12. Skidrow Joe - Joe Bravo y su orquesta
I contend that this is actually an interesting album cover. If Bob Dylan had made it, it would be iconic. Leave poor Skidrow Joe alone. Clearly, he has enough problems. Although, I am confused about the words on this cover. Is Skidrow Joe the same person as Joe Bravo? Yes, I live on Skid Row, but that doesn't mean I can't be fabulous!
13. The Braillettes - Our Hearts Keep Singing
This album cover was almost sabotaged by a rival girl group, the Helen Kellers, who snuck in and switched the Braillettes' outfits with matching chicken suits. Luckily, the Braillettes' manager caught the the girls right before the photographer started shooting (the photographer had worked on many album covers in the past and so didn't think anything of it). By the way, the Helen Kellers' album did not sell well, though many touted it for being ahead of its time. In fact, Yoko Ono cites it as her favorite album.
14. "My Turtle's Dead" An Hysterical Evening with Weela Gallez
Poor Weela Gallez. She tried as hard as she could, even borrowing a monkey and changing her name from Jane Porter, to make an interesting album cover, and the only thing that I can think about is the fact that she's using the article "an" before a word starting with a consonant. Does she not pronounce the 'H' in "hysterical"? Or maybe that's a joke, in which case, I think I've severely underestimated the subtlely of Ms. Gallez's 'umor.
15. Don & Seymour
Again with the anti-puppet sentiment. I think this looks like good, clean, wholesome fun, although I do wonder how to work the puppet and play the guitar at the same time. Does the puppet make the chords and stuff? With his face? That might have been what kept Don & Seymour from hitting the big time. Or maybe that's why it's an audio act - during the actual performance, the sock just sits on the floor while Don talks to himself.

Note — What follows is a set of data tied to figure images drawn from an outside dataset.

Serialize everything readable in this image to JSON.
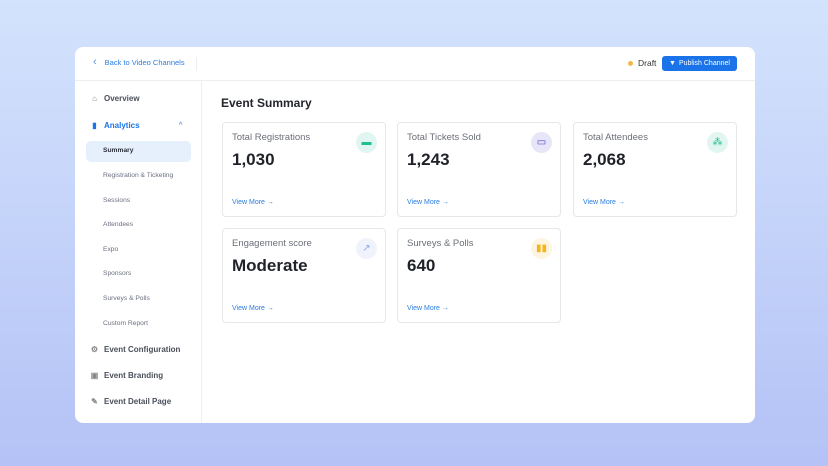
{
  "header": {
    "back_label": "Back to Video Channels",
    "status": "Draft",
    "publish_label": "Publish Channel"
  },
  "sidebar": {
    "items": [
      {
        "label": "Overview",
        "icon": "home-icon"
      },
      {
        "label": "Analytics",
        "icon": "bar-chart-icon"
      },
      {
        "label": "Event Configuration",
        "icon": "gear-icon"
      },
      {
        "label": "Event Branding",
        "icon": "image-icon"
      },
      {
        "label": "Event Detail Page",
        "icon": "pencil-icon"
      }
    ],
    "analytics_sub": [
      "Summary",
      "Registration & Ticketing",
      "Sessions",
      "Attendees",
      "Expo",
      "Sponsors",
      "Surveys & Polls",
      "Custom Report"
    ]
  },
  "main": {
    "title": "Event Summary",
    "view_more": "View More →",
    "cards": [
      {
        "label": "Total Registrations",
        "value": "1,030",
        "icon": "calendar-icon",
        "color": "#1fbf8f"
      },
      {
        "label": "Total Tickets Sold",
        "value": "1,243",
        "icon": "ticket-icon",
        "color": "#4b3fc7"
      },
      {
        "label": "Total Attendees",
        "value": "2,068",
        "icon": "people-icon",
        "color": "#1fbf8f"
      },
      {
        "label": "Engagement score",
        "value": "Moderate",
        "icon": "trend-chart-icon",
        "color": "#8fa8e8"
      },
      {
        "label": "Surveys & Polls",
        "value": "640",
        "icon": "bar-chart-icon",
        "color": "#f5b521"
      }
    ]
  },
  "colors": {
    "accent": "#1a73e8",
    "draft_dot": "#f2b84b"
  }
}
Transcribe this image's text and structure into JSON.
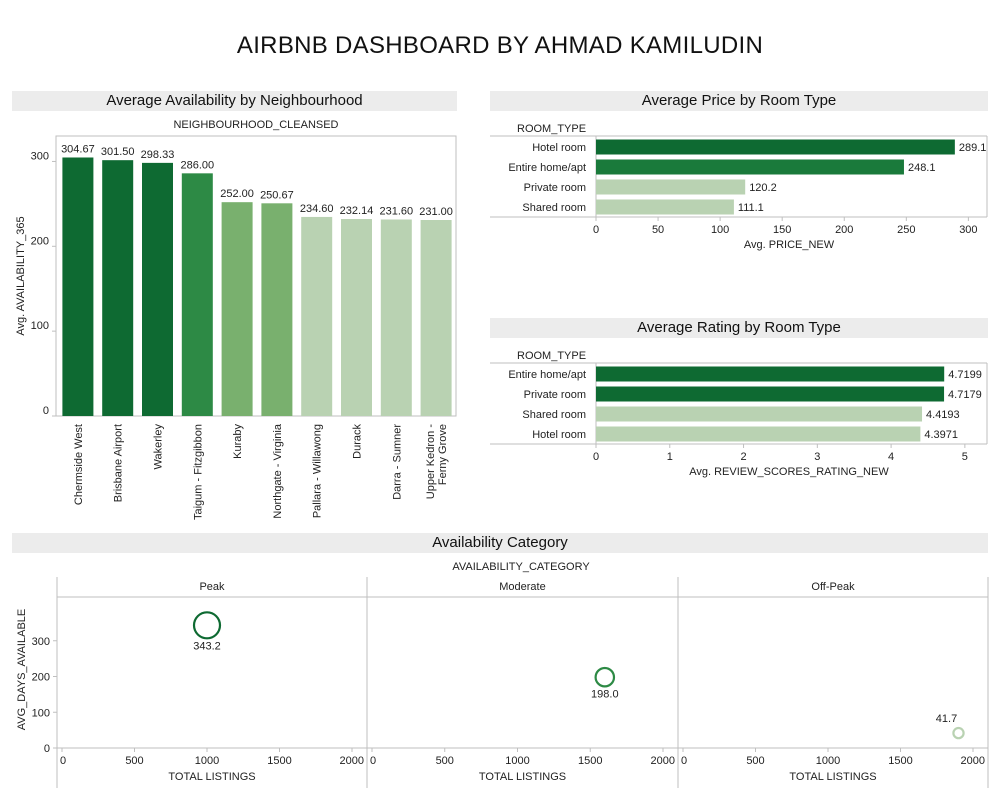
{
  "dashboard": {
    "title": "AIRBNB DASHBOARD BY AHMAD KAMILUDIN"
  },
  "colors": {
    "dark": "#0e6a32",
    "mid": "#2d8a45",
    "light_mid": "#79b06e",
    "light": "#b9d2b2",
    "panel_header_bg": "#ececec",
    "axis": "#bfbfbf"
  },
  "panels": {
    "neighbourhood": {
      "title": "Average Availability by Neighbourhood",
      "chart_data": {
        "type": "bar",
        "title": "",
        "subtitle": "NEIGHBOURHOOD_CLEANSED",
        "xlabel": "",
        "ylabel": "Avg. AVAILABILITY_365",
        "ylim": [
          0,
          330
        ],
        "yticks": [
          "0",
          "100",
          "200",
          "300"
        ],
        "categories": [
          "Chermside West",
          "Brisbane Airport",
          "Wakerley",
          "Taigum - Fitzgibbon",
          "Kuraby",
          "Northgate - Virginia",
          "Pallara - Willawong",
          "Durack",
          "Darra - Sumner",
          "Upper Kedron - Ferny Grove"
        ],
        "values": [
          304.67,
          301.5,
          298.33,
          286.0,
          252.0,
          250.67,
          234.6,
          232.14,
          231.6,
          231.0
        ],
        "labels": [
          "304.67",
          "301.50",
          "298.33",
          "286.00",
          "252.00",
          "250.67",
          "234.60",
          "232.14",
          "231.60",
          "231.00"
        ],
        "bar_colors": [
          "#0e6a32",
          "#0e6a32",
          "#0e6a32",
          "#2d8a45",
          "#79b06e",
          "#79b06e",
          "#b9d2b2",
          "#b9d2b2",
          "#b9d2b2",
          "#b9d2b2"
        ],
        "grid": false
      }
    },
    "price": {
      "title": "Average Price by Room Type",
      "chart_data": {
        "type": "bar",
        "orientation": "horizontal",
        "category_header": "ROOM_TYPE",
        "xlabel": "Avg. PRICE_NEW",
        "xlim": [
          0,
          315
        ],
        "xticks": [
          "0",
          "50",
          "100",
          "150",
          "200",
          "250",
          "300"
        ],
        "categories": [
          "Hotel room",
          "Entire home/apt",
          "Private room",
          "Shared room"
        ],
        "values": [
          289.1,
          248.1,
          120.2,
          111.1
        ],
        "labels": [
          "289.1",
          "248.1",
          "120.2",
          "111.1"
        ],
        "bar_colors": [
          "#0e6a32",
          "#1a7a3b",
          "#b9d2b2",
          "#b9d2b2"
        ],
        "grid": false
      }
    },
    "rating": {
      "title": "Average Rating by Room Type",
      "chart_data": {
        "type": "bar",
        "orientation": "horizontal",
        "category_header": "ROOM_TYPE",
        "xlabel": "Avg. REVIEW_SCORES_RATING_NEW",
        "xlim": [
          0,
          5.3
        ],
        "xticks": [
          "0",
          "1",
          "2",
          "3",
          "4",
          "5"
        ],
        "categories": [
          "Entire home/apt",
          "Private room",
          "Shared room",
          "Hotel room"
        ],
        "values": [
          4.7199,
          4.7179,
          4.4193,
          4.3971
        ],
        "labels": [
          "4.7199",
          "4.7179",
          "4.4193",
          "4.3971"
        ],
        "bar_colors": [
          "#0e6a32",
          "#0e6a32",
          "#b9d2b2",
          "#b9d2b2"
        ],
        "grid": false
      }
    },
    "availability_category": {
      "title": "Availability Category",
      "chart_data": {
        "type": "scatter",
        "facet_header": "AVAILABILITY_CATEGORY",
        "facets": [
          "Peak",
          "Moderate",
          "Off-Peak"
        ],
        "xlabel": "TOTAL LISTINGS",
        "ylabel": "AVG_DAYS_AVAILABLE",
        "xlim": [
          0,
          2050
        ],
        "ylim": [
          0,
          400
        ],
        "xticks": [
          "0",
          "500",
          "1000",
          "1500",
          "2000"
        ],
        "yticks": [
          "0",
          "100",
          "200",
          "300"
        ],
        "points": [
          {
            "facet": "Peak",
            "x": 1000,
            "y": 343.2,
            "label": "343.2",
            "color": "#0e6a32"
          },
          {
            "facet": "Moderate",
            "x": 1600,
            "y": 198.0,
            "label": "198.0",
            "color": "#2d8a45"
          },
          {
            "facet": "Off-Peak",
            "x": 1900,
            "y": 41.7,
            "label": "41.7",
            "color": "#b9d2b2"
          }
        ],
        "grid": false
      }
    }
  }
}
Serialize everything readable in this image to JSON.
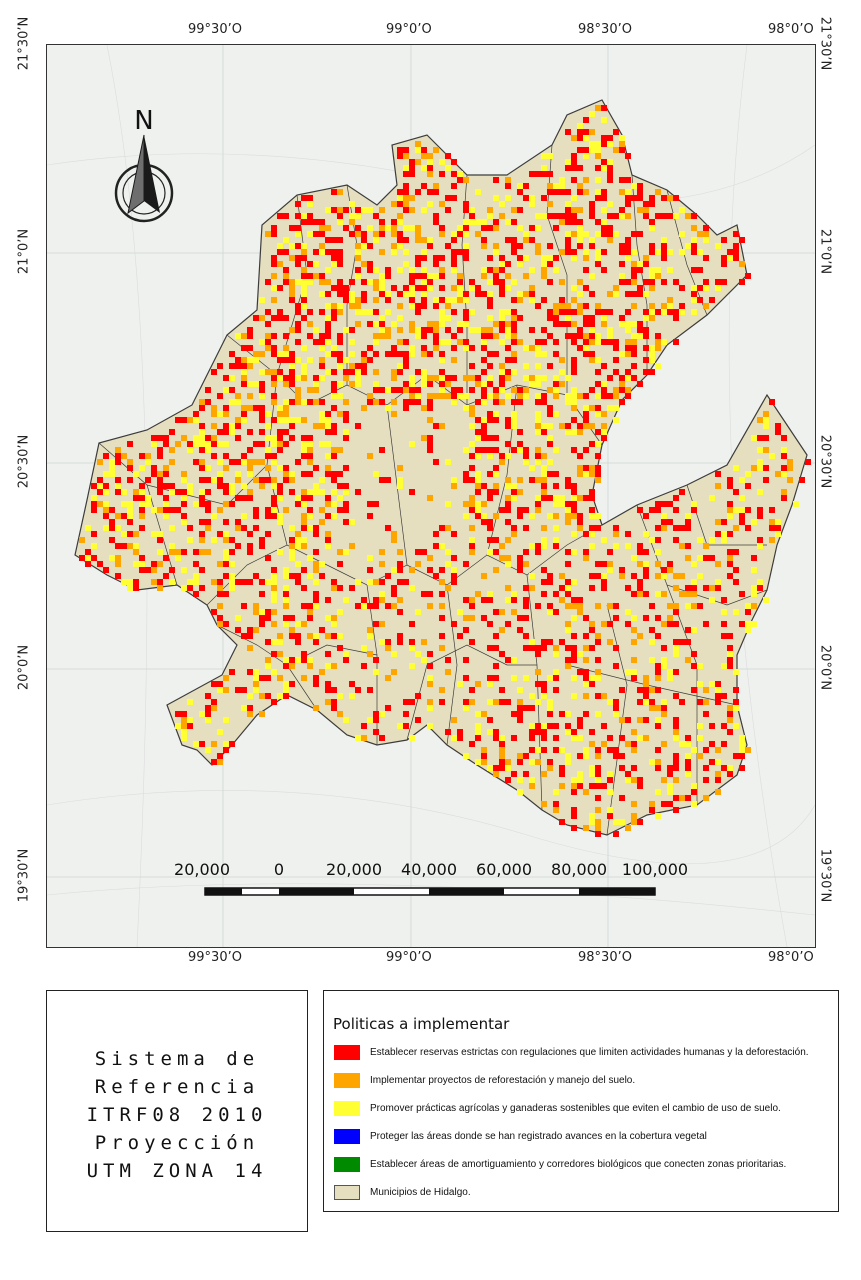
{
  "map": {
    "north_arrow_label": "N",
    "top_longitudes": [
      "99°30’O",
      "99°0’O",
      "98°30’O",
      "98°0’O"
    ],
    "bottom_longitudes": [
      "99°30’O",
      "99°0’O",
      "98°30’O",
      "98°0’O"
    ],
    "left_latitudes": [
      "21°30’N",
      "21°0’N",
      "20°30’N",
      "20°0’N",
      "19°30’N"
    ],
    "right_latitudes": [
      "21°30’N",
      "21°0’N",
      "20°30’N",
      "20°0’N",
      "19°30’N"
    ],
    "scale_labels": [
      "20,000",
      "0",
      "20,000",
      "40,000",
      "60,000",
      "80,000",
      "100,000"
    ],
    "colors": {
      "water_background": "#eef1ee",
      "municipality_fill": "#e6dfbf",
      "municipality_border": "#3c3c3c"
    }
  },
  "reference": {
    "lines": [
      "Sistema de",
      "Referencia",
      "ITRF08 2010",
      "Proyección",
      "UTM ZONA 14"
    ]
  },
  "legend": {
    "title": "Politicas a implementar",
    "items": [
      {
        "label": "Establecer reservas estrictas con regulaciones que limiten actividades humanas y la deforestación.",
        "color": "#ff0000"
      },
      {
        "label": "Implementar proyectos de reforestación y manejo del suelo.",
        "color": "#ffa500"
      },
      {
        "label": "Promover prácticas agrícolas y ganaderas sostenibles que eviten el cambio de uso de suelo.",
        "color": "#ffff33"
      },
      {
        "label": "Proteger las áreas donde se han registrado avances en la cobertura vegetal",
        "color": "#0000ff"
      },
      {
        "label": "Establecer áreas de amortiguamiento y corredores biológicos que conecten zonas prioritarias.",
        "color": "#008a00"
      },
      {
        "label": "Municipios de Hidalgo.",
        "color": "#e6dfbf"
      }
    ]
  }
}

16. Manfred sings: Love songs with a new accent
The key phrase here is "with a new accent." I think Manfred must have re-recorded this album five or six times, each time "with a new accent." His mom bought every single one, but she thinks the Hungarian one is best.
17. Expose Yourself to Cajun Music and Johnny Janot
Rather than mock this tasteless attempt at humor, I think we should all say a fervant little thank you that Johnny Janot is not facing us directly. Yes, this album cover is bad, but it could be a whole lot worse. There's always a silver lining, people.
18. Little David Wilkins - King of all the Taverns
I feel like this guy has gotten really good at self-deprecating humor. You know, when people make the preemptive strike of making fun of themselves so that other people can't do it? He probably starts off his act talking about the irony of the word "Little" in his name. Well, Little David Wilkins, it worked, because I just don't have the heart to mock you now.
19. Rick McKnight - Free Indeed!
This isn't so bad. I mean, it's just this really happy guy who is out dancing in a field while his dead twin brother looks on from heaven. Free indeed, free indeed, thank God Almighty, I'm free indeed!
20. Organ and Firelight: Hal Shutz at the Hammond Chord Organ
Finally, a record to put on when you're sitting in front of the fire with your special lady. After listening to the artistic stylings of Hal Shutz on the Hammond Organ, she'll be in the mood for love.